Richard Powers (USA), The Overstory (Willian Heinemann)The Overstory is a story of the environment.  Following nine very different individuals, the novel eventually brings them together as each tries to save the final few trees left in the world.  This novel explores global warming, and its effects on all classes, genders, and races.

Robin Robertson (Scotland, UK), The Long Take (Picador)The Long Take is actually a novel in verse form.  It follows a man suffering from PTSD, and his attempt to cope with live after war.

Sally Rooney (Ireland), Normal People (Faber & Faber) (preorder only in the US): this novel looks at the intersection between classes through the lens of children.  A young middle class girl befriends her parents’ house cleaner’s son.  The story watches them grow up in two distinct social circles while trying to maintain their connection.

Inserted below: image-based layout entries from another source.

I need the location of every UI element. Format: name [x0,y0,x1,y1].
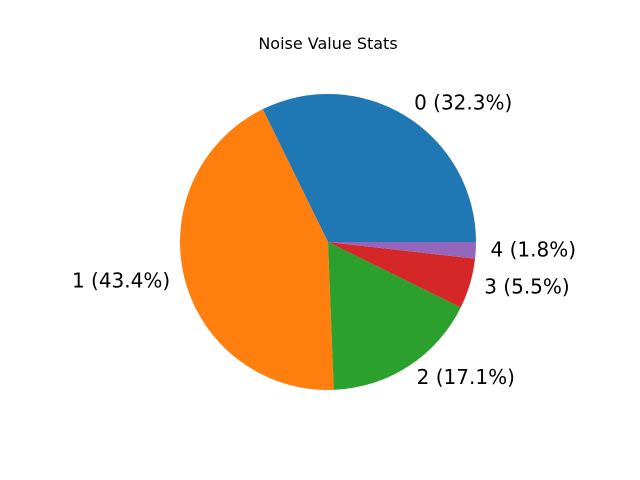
pie-label-4: 4 (1.8%) [491,238,577,262]
pie-slice-1 [180,109,334,391]
pie-slice-3 [328,242,476,308]
pie-slice-2 [328,242,461,390]
pie-label-0: 0 (32.3%) [414,90,512,114]
pie-labels: 0 (32.3%) 1 (43.4%) 2 (17.1%) 3 (5.5%) 4 (1.… [72,90,576,389]
pie-slice-0 [262,94,476,242]
pie-label-3: 3 (5.5%) [484,274,570,298]
pie-label-2: 2 (17.1%) [417,365,515,389]
pie-slice-4 [328,242,476,259]
pie-label-1: 1 (43.4%) [72,268,170,292]
pie-slices [180,94,476,391]
chart-title: Noise Value Stats [258,34,397,53]
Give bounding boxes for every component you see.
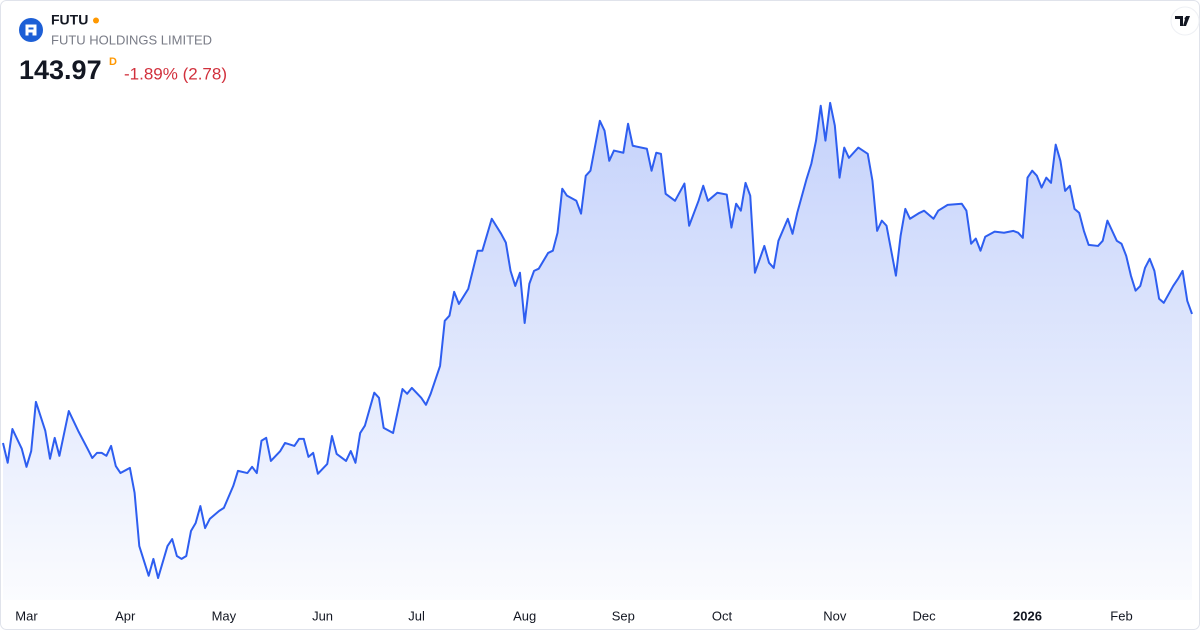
x-tick-label: Jul	[408, 608, 425, 623]
x-tick-label: Dec	[913, 608, 937, 623]
price-line	[2, 101, 1193, 579]
interval: D	[109, 56, 117, 68]
x-tick-label: Mar	[15, 608, 38, 623]
x-tick-label: Oct	[712, 608, 733, 623]
x-tick-label: Nov	[823, 608, 847, 623]
symbol: FUTU	[51, 12, 88, 28]
price: 143.97	[19, 55, 102, 85]
x-tick-label: Jun	[312, 608, 333, 623]
status-dot	[93, 17, 99, 24]
logo-icon	[25, 24, 37, 36]
x-tick-label: May	[212, 608, 237, 623]
company-name: FUTU HOLDINGS LIMITED	[51, 32, 212, 47]
x-tick-label: Apr	[115, 608, 136, 623]
x-tick-label: Sep	[612, 608, 635, 623]
x-tick-label: Aug	[513, 608, 536, 623]
x-tick-label: 2026	[1013, 608, 1042, 623]
price-change: -1.89% (2.78)	[124, 64, 227, 83]
x-tick-label: Feb	[1110, 608, 1132, 623]
brand-logo	[1170, 6, 1200, 36]
area-fill	[3, 102, 1192, 600]
plot-area: Mar Apr May Jun Jul Aug Sep Oct Nov Dec 2026 Feb	[2, 101, 1193, 623]
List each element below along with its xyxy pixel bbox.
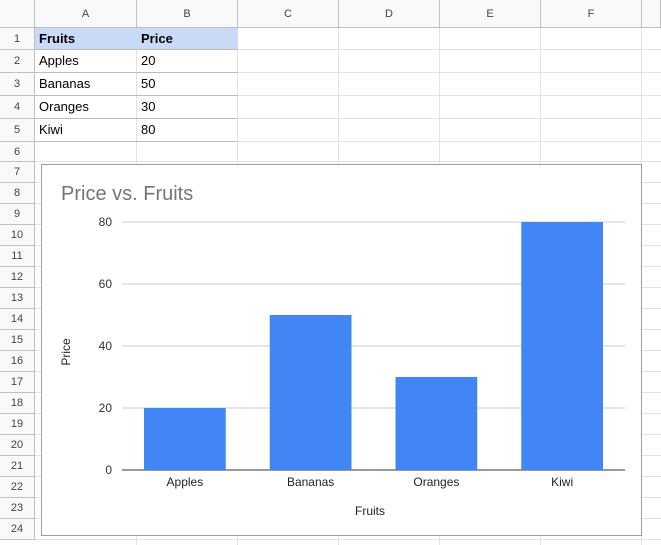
chart-canvas: Price vs. Fruits 0 20 40 60 80 Apples Bananas O… [59,183,625,518]
row-header-9[interactable]: 9 [0,204,35,225]
cell-price[interactable]: 80 [141,122,156,137]
cell-fruit[interactable]: Kiwi [39,122,63,137]
bar-bananas[interactable] [269,315,352,470]
y-tick-label: 80 [99,215,113,229]
gridline-row [35,95,661,96]
y-axis-title: Price [59,338,73,366]
y-tick-label: 20 [99,401,113,415]
embedded-chart[interactable]: Price vs. Fruits 0 20 40 60 80 Apples Bananas O… [41,164,642,536]
gridline-row [35,118,661,119]
x-tick-label: Kiwi [551,475,573,489]
row-header-12[interactable]: 12 [0,267,35,288]
x-axis-title: Fruits [355,504,385,518]
row-header-16[interactable]: 16 [0,351,35,372]
bar-oranges[interactable] [395,377,478,470]
x-tick-label: Apples [167,475,204,489]
row-header-5[interactable]: 5 [0,119,35,142]
row-header-1[interactable]: 1 [0,28,35,50]
select-all-corner[interactable] [0,0,35,28]
table-border [35,49,238,50]
table-border [35,95,238,96]
cell-fruit[interactable]: Apples [39,53,79,68]
gridline-row [35,49,661,50]
header-cell-fruits[interactable]: Fruits [35,28,137,50]
row-header-3[interactable]: 3 [0,73,35,96]
row-header-11[interactable]: 11 [0,246,35,267]
row-header-7[interactable]: 7 [0,162,35,183]
row-header-15[interactable]: 15 [0,330,35,351]
row-header-13[interactable]: 13 [0,288,35,309]
column-header-c[interactable]: C [238,0,339,28]
cell-price[interactable]: 30 [141,99,156,114]
row-header-14[interactable]: 14 [0,309,35,330]
header-cell-price[interactable]: Price [137,28,238,50]
cell-price[interactable]: 20 [141,53,156,68]
row-header-8[interactable]: 8 [0,183,35,204]
column-header-d[interactable]: D [339,0,440,28]
row-header-4[interactable]: 4 [0,96,35,119]
gridline-row [35,72,661,73]
row-header-21[interactable]: 21 [0,456,35,477]
row-header-24[interactable]: 24 [0,519,35,540]
cell-fruit[interactable]: Oranges [39,99,89,114]
bar-kiwi[interactable] [521,222,603,470]
row-header-10[interactable]: 10 [0,225,35,246]
gridline-row [35,539,661,540]
chart-title: Price vs. Fruits [61,183,193,205]
column-header-e[interactable]: E [440,0,541,28]
row-header-19[interactable]: 19 [0,414,35,435]
gridline-row [35,141,661,142]
y-tick-label: 0 [105,463,112,477]
cell-price[interactable]: 50 [141,76,156,91]
table-border [35,72,238,73]
column-header-f[interactable]: F [541,0,642,28]
x-tick-label: Bananas [287,475,334,489]
row-header-23[interactable]: 23 [0,498,35,519]
row-header-2[interactable]: 2 [0,50,35,73]
row-header-18[interactable]: 18 [0,393,35,414]
column-header-g[interactable] [642,0,661,28]
row-header-6[interactable]: 6 [0,142,35,162]
table-border [35,141,238,142]
bar-apples[interactable] [144,408,226,470]
column-header-a[interactable]: A [35,0,137,28]
row-header-20[interactable]: 20 [0,435,35,456]
row-header-22[interactable]: 22 [0,477,35,498]
x-tick-label: Oranges [413,475,459,489]
cell-fruit[interactable]: Bananas [39,76,91,91]
y-tick-label: 40 [99,339,113,353]
gridline-row [35,161,661,162]
row-header-17[interactable]: 17 [0,372,35,393]
column-header-b[interactable]: B [137,0,238,28]
y-tick-label: 60 [99,277,113,291]
table-border [35,118,238,119]
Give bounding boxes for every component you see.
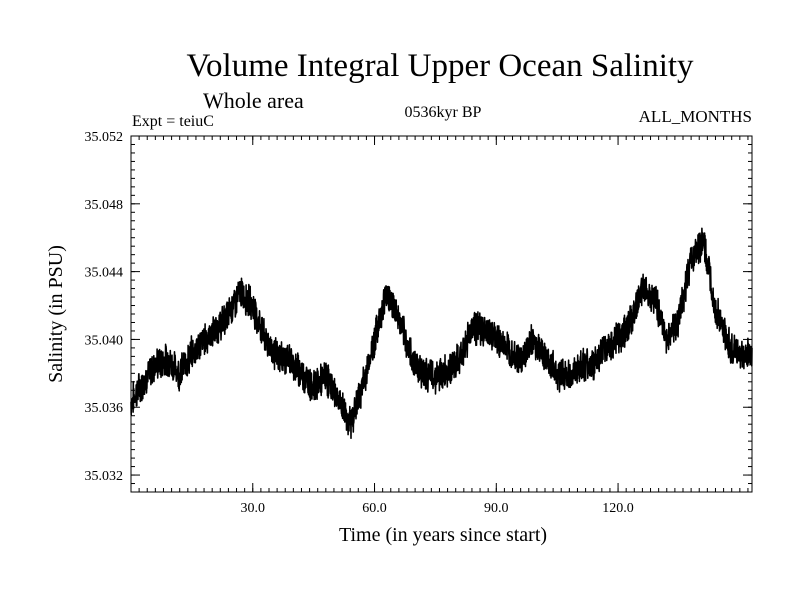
plot-frame — [130, 135, 753, 493]
y-tick-label: 35.040 — [85, 333, 124, 348]
x-axis-label: Time (in years since start) — [339, 524, 547, 546]
y-tick-label: 35.048 — [85, 198, 124, 213]
y-tick-label: 35.032 — [85, 469, 124, 484]
y-tick-label: 35.044 — [85, 266, 124, 281]
chart-title: Volume Integral Upper Ocean Salinity — [186, 48, 694, 84]
series-layer — [130, 227, 753, 440]
series-line-salinity — [130, 227, 753, 440]
experiment-label: Expt = teiuC — [132, 113, 214, 130]
tick-marks — [131, 135, 752, 492]
x-tick-label: 90.0 — [484, 501, 509, 516]
y-tick-label: 35.052 — [85, 130, 124, 145]
months-label: ALL_MONTHS — [638, 107, 752, 126]
tick-labels: 30.0 60.0 90.0 120.0 35.032 35.036 35.040 35.04… — [85, 130, 634, 516]
x-tick-label: 60.0 — [362, 501, 387, 516]
chart-subtitle: Whole area — [203, 88, 304, 113]
y-tick-label: 35.036 — [85, 401, 124, 416]
x-tick-label: 120.0 — [602, 501, 634, 516]
period-label: 0536kyr BP — [404, 104, 482, 121]
y-axis-label: Salinity (in PSU) — [45, 245, 67, 383]
x-tick-label: 30.0 — [241, 501, 266, 516]
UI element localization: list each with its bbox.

Donal Ryan (Ireland), From a Low and Quiet Sea (Doubleday Ireland): Separated into four parts – the first three sections tell the story of three men.  The first, a man deciding whether to flee Syria with his family.  The second, a brokenhearted bus-driver in Ireland. And, lastly, a manipulator searching for forgiveness.  The final sections brings all three together in their search for home and acceptance.

This year’s judges include: Kwame Anthony Appiah (Chair); Val McDermid; Leo Robson; Jacqueline Rose; and Leanne Shapton.

I am still waiting on a couple of the books to get to my house, but, as some of them have arrived, let the reading begin!